The Royal Institute of British Architects (RIBA) has announced Royal College of Art MA graduate in Architecture Hana Sapherson as the next recipient of the prestigious annual Norman Foster Travelling Scholarship.
Now in its 16th edition, the scholarship endows a £7,000 ($8,500 USD) award to each winner to be used as a research stipend in the selected destination of their choosing, as outlined in the winning proposal. Last year’s selected project by Weronika Zdziarska offered an incisive investigation into gender-based violence in cities across the world.
Sapherson's successful 2022 proposal, "Zero: direct air capture infrastructure and the future of zero carbon societies," shifts the focus to sustainability methods and entails the documentation of six in-development Direct Air Capture sites plotted on a two-month global sea and rail journey between Europe to the United States.
“The jury was impressed by the high standard of entries for this year’s Travelling Scholarship. However, they were unanimous in their selection of Hana Sapherson’s proposal, which was a clear, lucid advocacy for her research into Direct Air Capture of carbon dioxide from sites across Europe and North America,” Foster said of the winner. “We offer our congratulations to Hana for her well-deserved success and look forward to when she will be able to share the results of such a worthy study.”
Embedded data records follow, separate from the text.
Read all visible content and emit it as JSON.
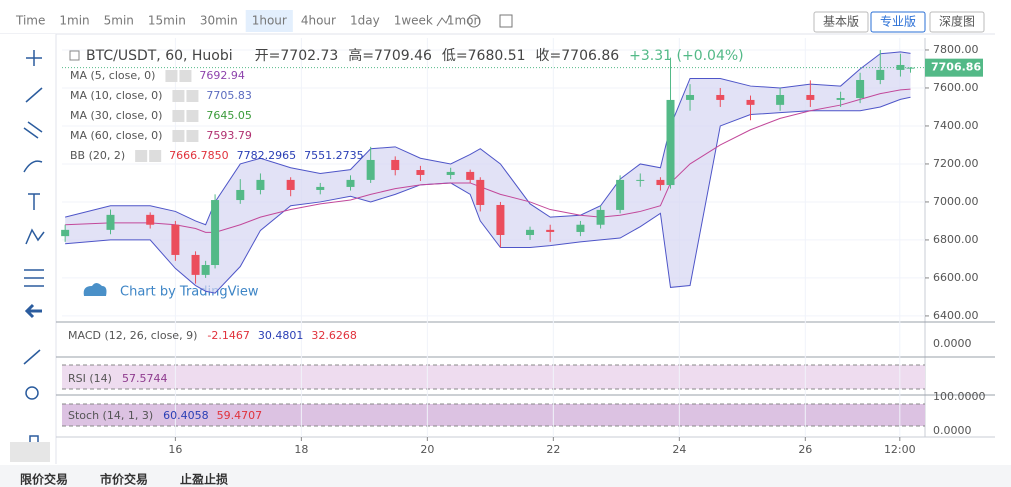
{
  "toolbar": {
    "intervals": [
      "Time",
      "1min",
      "5min",
      "15min",
      "30min",
      "1hour",
      "4hour",
      "1day",
      "1week",
      "1mon"
    ],
    "active_index": 5,
    "views": [
      "基本版",
      "专业版",
      "深度图"
    ],
    "active_view": 1
  },
  "chart_data": {
    "type": "candlestick",
    "header": {
      "symbol": "BTC/USDT, 60, Huobi",
      "open": "开=7702.73",
      "high": "高=7709.46",
      "low": "低=7680.51",
      "close": "收=7706.86",
      "change": "+3.31 (+0.04%)"
    },
    "indicators": [
      {
        "label": "MA (5, close, 0)",
        "values": [
          "7692.94"
        ],
        "colors": [
          "#8e44ad"
        ]
      },
      {
        "label": "MA (10, close, 0)",
        "values": [
          "7705.83"
        ],
        "colors": [
          "#5b6bbf"
        ]
      },
      {
        "label": "MA (30, close, 0)",
        "values": [
          "7645.05"
        ],
        "colors": [
          "#3a9a3a"
        ]
      },
      {
        "label": "MA (60, close, 0)",
        "values": [
          "7593.79"
        ],
        "colors": [
          "#b03070"
        ]
      },
      {
        "label": "BB (20, 2)",
        "values": [
          "7666.7850",
          "7782.2965",
          "7551.2735"
        ],
        "colors": [
          "#e0323c",
          "#2a3fb5",
          "#2a3fb5"
        ]
      }
    ],
    "watermark": "Chart by TradingView",
    "x": [
      14.25,
      14.97,
      15.6,
      16,
      16.32,
      16.48,
      16.63,
      17.03,
      17.35,
      17.83,
      18.3,
      18.78,
      19.1,
      19.49,
      19.89,
      20.37,
      20.68,
      20.84,
      21.16,
      21.63,
      21.95,
      22.43,
      22.75,
      23.06,
      23.38,
      23.7,
      23.86,
      24.17,
      24.65,
      25.13,
      25.6,
      26.08,
      26.56,
      26.87,
      27.19,
      27.51,
      27.67
    ],
    "open": [
      6820,
      6853,
      6932,
      6880,
      6721,
      6616,
      6668,
      7010,
      7063,
      7116,
      7063,
      7079,
      7116,
      7221,
      7168,
      7142,
      7158,
      7116,
      6984,
      6826,
      6853,
      6842,
      6880,
      6958,
      7116,
      7116,
      7089,
      7537,
      7563,
      7537,
      7511,
      7563,
      7537,
      7547,
      7642,
      7695,
      7702.73
    ],
    "high": [
      6880,
      6960,
      6945,
      6900,
      6740,
      6690,
      7040,
      7120,
      7150,
      7130,
      7100,
      7140,
      7290,
      7240,
      7190,
      7180,
      7170,
      7130,
      7000,
      6870,
      6880,
      6900,
      6980,
      7140,
      7150,
      7130,
      7760,
      7620,
      7600,
      7560,
      7600,
      7640,
      7580,
      7680,
      7800,
      7780,
      7709.46
    ],
    "low": [
      6790,
      6830,
      6860,
      6690,
      6570,
      6600,
      6650,
      6990,
      7040,
      7030,
      7040,
      7060,
      7100,
      7140,
      7110,
      7120,
      7100,
      6950,
      6760,
      6800,
      6790,
      6820,
      6860,
      6940,
      7080,
      7060,
      7070,
      7480,
      7500,
      7430,
      7480,
      7500,
      7500,
      7520,
      7620,
      7660,
      7680.51
    ],
    "close": [
      6853,
      6932,
      6880,
      6721,
      6616,
      6668,
      7010,
      7063,
      7116,
      7063,
      7079,
      7116,
      7221,
      7168,
      7142,
      7158,
      7116,
      6984,
      6826,
      6853,
      6842,
      6880,
      6958,
      7116,
      7116,
      7089,
      7537,
      7563,
      7537,
      7511,
      7563,
      7537,
      7547,
      7642,
      7695,
      7721,
      7706.86
    ],
    "bb_upper": [
      6920,
      6980,
      6980,
      6950,
      6900,
      6880,
      7000,
      7200,
      7230,
      7180,
      7150,
      7170,
      7280,
      7290,
      7230,
      7200,
      7250,
      7280,
      7200,
      6990,
      6920,
      6930,
      6980,
      7120,
      7200,
      7180,
      7400,
      7650,
      7650,
      7610,
      7600,
      7620,
      7610,
      7700,
      7780,
      7790,
      7782.3
    ],
    "bb_lower": [
      6780,
      6800,
      6800,
      6650,
      6560,
      6530,
      6520,
      6660,
      6850,
      6980,
      7000,
      7030,
      7000,
      7040,
      7090,
      7100,
      7040,
      6900,
      6760,
      6760,
      6770,
      6790,
      6800,
      6810,
      6870,
      6940,
      6550,
      6560,
      7400,
      7460,
      7470,
      7480,
      7480,
      7480,
      7500,
      7540,
      7551.27
    ],
    "ma60": [
      6880,
      6890,
      6890,
      6880,
      6860,
      6840,
      6840,
      6880,
      6920,
      6960,
      6990,
      7010,
      7040,
      7070,
      7090,
      7100,
      7100,
      7080,
      7040,
      7000,
      6960,
      6930,
      6920,
      6930,
      6950,
      6980,
      7100,
      7200,
      7300,
      7380,
      7440,
      7480,
      7510,
      7540,
      7570,
      7590,
      7593.79
    ],
    "last_price": 7706.86,
    "colors": {
      "up": "#53b987",
      "down": "#eb4d5c",
      "band": "#d6d6f2",
      "band_edge": "#4e55c8",
      "ma60": "#c2489a"
    },
    "xlim": [
      14.2,
      27.9
    ],
    "ylim": [
      6368,
      7863
    ],
    "xticks": [
      16,
      18,
      20,
      22,
      24,
      26,
      {
        "value": 27.5,
        "label": "12:00"
      }
    ],
    "yticks": [
      {
        "value": 6400,
        "label": "6400.00"
      },
      {
        "value": 6600,
        "label": "6600.00"
      },
      {
        "value": 6800,
        "label": "6800.00"
      },
      {
        "value": 7000,
        "label": "7000.00"
      },
      {
        "value": 7200,
        "label": "7200.00"
      },
      {
        "value": 7400,
        "label": "7400.00"
      },
      {
        "value": 7600,
        "label": "7600.00"
      },
      {
        "value": 7800,
        "label": "7800.00"
      }
    ],
    "panes": [
      {
        "label": "MACD (12, 26, close, 9)",
        "values": [
          "-2.1467",
          "30.4801",
          "32.6268"
        ],
        "colors": [
          "#e0323c",
          "#2a3fb5",
          "#e0323c"
        ],
        "ticks": [
          "0.0000"
        ]
      },
      {
        "label": "RSI (14)",
        "values": [
          "57.5744"
        ],
        "colors": [
          "#8e3a8e"
        ],
        "ticks": []
      },
      {
        "label": "Stoch (14, 1, 3)",
        "values": [
          "60.4058",
          "59.4707"
        ],
        "colors": [
          "#2a3fb5",
          "#e0323c"
        ],
        "ticks": [
          "100.0000",
          "0.0000"
        ]
      }
    ]
  },
  "footer": {
    "tabs": [
      "限价交易",
      "市价交易",
      "止盈止损"
    ]
  }
}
Sapherson had worked previously as an architectural assistant in Gensler’s London office and has also studied digital twin technologies in addition to pursuing research into Sustainable Ecosystems and Infrastructure Risk Analysis at the ETH Zurich in the summer of 2017. Her project will look to yield highly-scalable insights into the potentialities of carbon dioxide removal, which in turn should provide future dividends for governments and corporations looking to get under the international net-zero hurdle by 2050.
In a press statement, RIBA President Simon Allford said that “the success of Direct Air Capture sites could have a huge effect on our shared ambition to reach net zero — so we can all learn from Hana's research.”
Foster and the jury also commended Central Saint Martins student Antoinette Yetunde Oni on her proposed study of urban food systems and land use practices in different African cities.